Lena è paralizzata dalla consapevolezza.

Era quasi arrivata a pensare che gli alieni non fossero dei mostri, che ci fosse una spiegazione, che le luci nella notte fossero tutto un errore. Era arrivata a credere che tutto si sarebbe risolto per il verso giusto. Almeno per una volta, almeno per una volta.

“Stiamo per partire per il nostro pianeta. Ci vorrà molto tempo, tanti dei vostri anni. Dormirai nella capsula. All’arrivo, troverai me.”

E così la sua vita sarà quella: intrappolata nella melma d’un azzurro violetto che crepita senza sosta, imprigionata in incubi che si squarciano in dissolvenza uno dopo l’altro. Costretta a dormire, a galleggiare con un tubo di metallo infilato giù per la gola.

Il panico le azzoppa le gambe, Lena perde l’equilibrio e finisce contro la parete candida.

“Non avere paura. Non ti farò alcun male.”

Il Visitatore le si avvicina appena e le indica con un artiglio ritorto qualcosa dietro le sue spalle. Lena non ha alcuna voglia di girarsi a guardare, ma lo fa.

E non avrebbe dovuto.

“L’ho preso per te.”

Il viso di Kyle, addormentato, è esattamente come lo ricordava: la pelle chiara, le labbra perfettamente cesellate, le ciglia dorate; i capelli lunghi gli ricadono fin sulle spalle. Dorme apparentemente sereno nella sua capsula, immerso in quel liquido violetto che lo fa sembrare estraneo, odioso, alieno.

Lena sente le gambe tremare e la testa spegnersi e le lacrime colare.

Non può essere vero. Dio, fa’ che non sia vero...

“Perché non sei felice?”

Il volto del Visitatore è inespressivo, come sempre, ma il suo canto armonico rivela una punta d’apprensione. Lena scoppierebbe a ridere, se il suo mondo non le si stesse sgretolando tra le dita.

Kyle è a meno di cinque metri da lei. Kyle è stato rapito.

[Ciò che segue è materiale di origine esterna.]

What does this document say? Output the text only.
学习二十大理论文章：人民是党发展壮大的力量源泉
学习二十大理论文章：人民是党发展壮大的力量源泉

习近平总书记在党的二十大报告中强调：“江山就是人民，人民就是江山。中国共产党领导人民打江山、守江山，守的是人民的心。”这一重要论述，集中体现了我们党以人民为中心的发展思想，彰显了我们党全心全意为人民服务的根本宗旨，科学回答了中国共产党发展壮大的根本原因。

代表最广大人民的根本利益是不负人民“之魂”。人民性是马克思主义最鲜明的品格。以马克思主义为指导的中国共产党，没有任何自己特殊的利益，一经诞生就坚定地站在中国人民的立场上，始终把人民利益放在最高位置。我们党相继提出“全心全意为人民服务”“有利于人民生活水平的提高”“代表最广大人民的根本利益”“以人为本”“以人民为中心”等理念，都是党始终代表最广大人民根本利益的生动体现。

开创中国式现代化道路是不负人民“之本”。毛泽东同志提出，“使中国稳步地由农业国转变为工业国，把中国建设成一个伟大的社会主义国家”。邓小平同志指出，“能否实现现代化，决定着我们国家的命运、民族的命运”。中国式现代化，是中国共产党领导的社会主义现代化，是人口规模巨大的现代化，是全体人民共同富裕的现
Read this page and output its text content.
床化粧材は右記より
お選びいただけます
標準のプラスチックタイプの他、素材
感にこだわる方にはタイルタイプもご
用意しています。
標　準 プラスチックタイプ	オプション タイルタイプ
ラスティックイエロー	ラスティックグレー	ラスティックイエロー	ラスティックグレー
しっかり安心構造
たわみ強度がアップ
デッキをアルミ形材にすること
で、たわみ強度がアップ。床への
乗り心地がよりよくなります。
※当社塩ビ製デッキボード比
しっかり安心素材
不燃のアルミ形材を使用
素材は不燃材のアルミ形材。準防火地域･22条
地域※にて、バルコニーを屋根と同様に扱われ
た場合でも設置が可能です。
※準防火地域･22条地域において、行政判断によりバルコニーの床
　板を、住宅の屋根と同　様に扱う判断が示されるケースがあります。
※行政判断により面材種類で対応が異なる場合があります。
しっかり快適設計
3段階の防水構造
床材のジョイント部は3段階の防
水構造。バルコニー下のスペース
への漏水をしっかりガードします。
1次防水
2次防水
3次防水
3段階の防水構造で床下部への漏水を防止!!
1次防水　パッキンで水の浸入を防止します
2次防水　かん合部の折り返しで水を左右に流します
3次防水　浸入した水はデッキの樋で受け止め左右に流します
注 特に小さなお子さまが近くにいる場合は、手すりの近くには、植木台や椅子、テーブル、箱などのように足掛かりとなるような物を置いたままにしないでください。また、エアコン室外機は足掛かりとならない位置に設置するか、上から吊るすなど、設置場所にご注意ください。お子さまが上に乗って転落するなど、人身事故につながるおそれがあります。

Kyle sarà prigioniero, per sempre.

Lena sa di stare per perdere il controllo e sa di non dovere, ma tra saperlo e saperlo fare c’è una differenza del diavolo, come diceva sempre suo padre.

E una parte di lei, piccola, meschina, un po’ beffarda, non fa che ripeterle in un orecchio “almeno sarete insieme, insieme, insieme, insieme...”.

Lena si ficca una mano davanti alla bocca per impedirsi di urlare.

“L’ho preso per te”, ripete il Visitatore, morbido, serafico, gentile, “Quando arriveremo sul nostro pianeta, potrai stare insieme a lui. Avrete dei piccoli. Non in laboratorio, alla maniera umana. La nostra razza vi vuole felici, vuole che l’ormone circoli nel vostro sangue.”

Lena scatta a guardarlo. Il viso pietrificato, gli occhi verdi sbarrati. Nel suo futuro vede un ventre gonfio e un bambino che non amerà mai.

I singhiozzi le escono di bocca sempre più striduli, sempre più isterici. Il Visitatore la guarda, senza capire.

“Credevo volessi rivederlo, credevo fosse tutto ciò che volevi”, ripete, tra le sue lacrime.

Nel suo futuro vede Kyle con gli occhi blu che bruciano di rabbia, Kyle che la accusa senza dire neanche una parola – è colpa tua, avresti dovuto stare zitta, non avresti dovuto fidarti, non avresti dovuto sognarmi. Lena sente le forze venire meno e vede una prigione di un bianco lancinante, vede un ventre gonfio e un bambino che non ameranno mai.

“L’ho preso per te. L’ho preso per te. L’ho preso per te.”

Lena non fa che sentirselo rimbombare dentro la testa, mentre crolla addormentata in una melma d’un azzurro violetto che esplode in onde concentriche ad ogni suo singulto.

Per te.

 

 

 

Note dell’Autrice

Miei cari lettori, questo è il mio primo esperimento di un racconto di fantascienza. Me lo ha chiesto mia madre, che è un’appassionata, come regalo di compleanno e io ho voluto provarci. Per tutta la parte di chimica mi sono affidata al mio fidanzato, che è un tossicologo e ne sa sicuramente più di me: spero che quello che ho ideato sia di vostro gusto e che lo riteniate credibile. Mi farebbe molto piacere sapere cosa ne pensate!